After remaining indoors for over a year, it’s refreshing to be confronted with the idea of the natural passage of time in the outside world—how life consciously accumulates and mutates, even when we aren’t there to watch it happen. Mary Brøgger’s retrospective exhibition “Altercation,” a small survey of her textiles, fiber art, and sculpture (all works mentioned 2021) illustrates this essential. Brøgger uses wool, acrylic yarn and cotton gauze not as the building blocks of garments and rugs—as human-cultivated applied arts—but rather to emulate living organisms like coral, moss and algae that represent nature in uncontrolled form.

Indication, a felted wool wall hanging, quickly gets at this theme. Where a work with these materials might have a repeating pattern or pictorial motif, the artist uses patchy blues, whites, yellows and grays abstractly, suggesting wispy clouds drifting across the sky. In the gallery space, Indication is installed across from the plywood construction Untitled (low folding seat). You can’t sit, but you want to, and you want to be able to just look at Indication and relax, staring deeply into its beautiful nothingness.

Untitled, a massive “wool painting” (per the artist’s description), similarly illustrates the animating force that drives “Altercation”—the clash between how we think of Brøgger’s materials and how she uses them instead. The work hugs the convex corner of a temporary wall rather than lying flat, suggesting a pale ivy clinging to a building. It’s a simple choice of display, but one that speaks volumes, because Untitled ends up seeming truly alive—and live against the wishes of a civilization that would prune it back into something consciously tended. 

Mary Brøgger, There and Black, 2021. Copyright Mary Brøgger. Courtesy of ROSEGALLERY.

Where Indication and Untitled evoke moving clouds and irrepressible ivy, There and Black brings the accumulative qualities of coral—the organism and the ecosystem—into play. Created out of acrylic yarn and mixed media, There and Back gives the impression of having existed forever beyond the bounds and concerns of human time, just endlessly attaching thin yellow crusts of paint to its black surface of simulated polyps and anemones. 
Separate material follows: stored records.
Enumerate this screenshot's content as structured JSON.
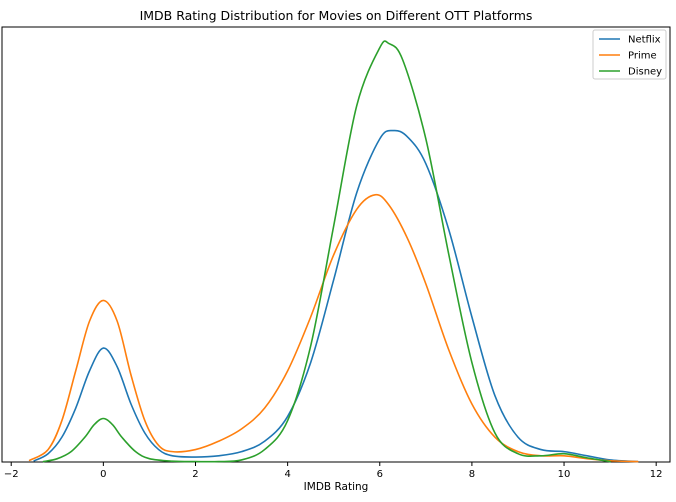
{
  "chart_data": {
    "type": "line",
    "title": "IMDB Rating Distribution for Movies on Different OTT Platforms",
    "xlabel": "IMDB Rating",
    "ylabel": "",
    "xlim": [
      -2.2,
      12.3
    ],
    "ylim": [
      0,
      1.05
    ],
    "x_ticks": [
      -2,
      0,
      2,
      4,
      6,
      8,
      10,
      12
    ],
    "x_tick_labels": [
      "−2",
      "0",
      "2",
      "4",
      "6",
      "8",
      "10",
      "12"
    ],
    "y_ticks_visible": false,
    "grid": false,
    "legend_position": "top-right",
    "series": [
      {
        "name": "Netflix",
        "color": "#1f77b4",
        "x": [
          -1.5,
          -1.2,
          -0.9,
          -0.6,
          -0.3,
          0.0,
          0.3,
          0.6,
          0.9,
          1.2,
          1.5,
          2.0,
          2.5,
          3.0,
          3.5,
          4.0,
          4.5,
          5.0,
          5.5,
          6.0,
          6.3,
          6.6,
          7.0,
          7.5,
          8.0,
          8.5,
          9.0,
          9.5,
          10.0,
          10.5,
          11.0,
          11.6
        ],
        "y": [
          0.003,
          0.02,
          0.06,
          0.13,
          0.22,
          0.275,
          0.23,
          0.14,
          0.07,
          0.03,
          0.015,
          0.012,
          0.015,
          0.025,
          0.05,
          0.11,
          0.24,
          0.44,
          0.65,
          0.78,
          0.8,
          0.785,
          0.72,
          0.56,
          0.35,
          0.16,
          0.06,
          0.03,
          0.025,
          0.015,
          0.005,
          0.001
        ]
      },
      {
        "name": "Prime",
        "color": "#ff7f0e",
        "x": [
          -1.6,
          -1.2,
          -0.9,
          -0.6,
          -0.3,
          0.0,
          0.3,
          0.6,
          0.9,
          1.2,
          1.5,
          2.0,
          2.5,
          3.0,
          3.5,
          4.0,
          4.5,
          5.0,
          5.5,
          5.9,
          6.2,
          6.6,
          7.0,
          7.5,
          8.0,
          8.5,
          9.0,
          9.5,
          10.0,
          10.5,
          11.0,
          11.6
        ],
        "y": [
          0.004,
          0.03,
          0.1,
          0.22,
          0.34,
          0.39,
          0.34,
          0.21,
          0.1,
          0.04,
          0.025,
          0.03,
          0.05,
          0.08,
          0.13,
          0.22,
          0.35,
          0.5,
          0.61,
          0.645,
          0.62,
          0.54,
          0.43,
          0.27,
          0.14,
          0.06,
          0.025,
          0.015,
          0.015,
          0.008,
          0.003,
          0.001
        ]
      },
      {
        "name": "Disney",
        "color": "#2ca02c",
        "x": [
          -1.3,
          -1.0,
          -0.7,
          -0.4,
          -0.2,
          0.0,
          0.2,
          0.4,
          0.7,
          1.0,
          1.5,
          2.0,
          2.5,
          3.0,
          3.5,
          4.0,
          4.5,
          5.0,
          5.5,
          6.0,
          6.2,
          6.5,
          7.0,
          7.5,
          8.0,
          8.5,
          9.0,
          9.5,
          10.0,
          10.5,
          11.0
        ],
        "y": [
          0.001,
          0.008,
          0.025,
          0.06,
          0.09,
          0.105,
          0.09,
          0.06,
          0.025,
          0.008,
          0.002,
          0.001,
          0.001,
          0.005,
          0.03,
          0.1,
          0.28,
          0.57,
          0.86,
          1.0,
          1.01,
          0.97,
          0.78,
          0.5,
          0.24,
          0.07,
          0.02,
          0.015,
          0.02,
          0.01,
          0.001
        ]
      }
    ]
  }
}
While the ceramic works in “Altercation” are a little out of step with the show’s theme in that they don’t reference the passage of time, or of changing nature, in any particular way, Untrodden works perfectly within the overall context of “Altercation” by attempting to falsify its premise. Placed on the gallery floor, Untrodden consists of a large swatch of sickly gray-green industrial carpet. Unlike moss, or algae, or coral, this carpet is not alive, and was never alive, and will never decay in anything resembling real time. Rather, the consciously artificial Untrodden will meet its end only when the last Twinkie on Earth goes stale.

For all the intricate production present in “Altercation,” this body of works shines in how unconstructed it truly seems. Like lichen spreading over the side of a rock, they appear to have the potential to grow and change and thrive beyond the purview of human eyes, hands, and imagination.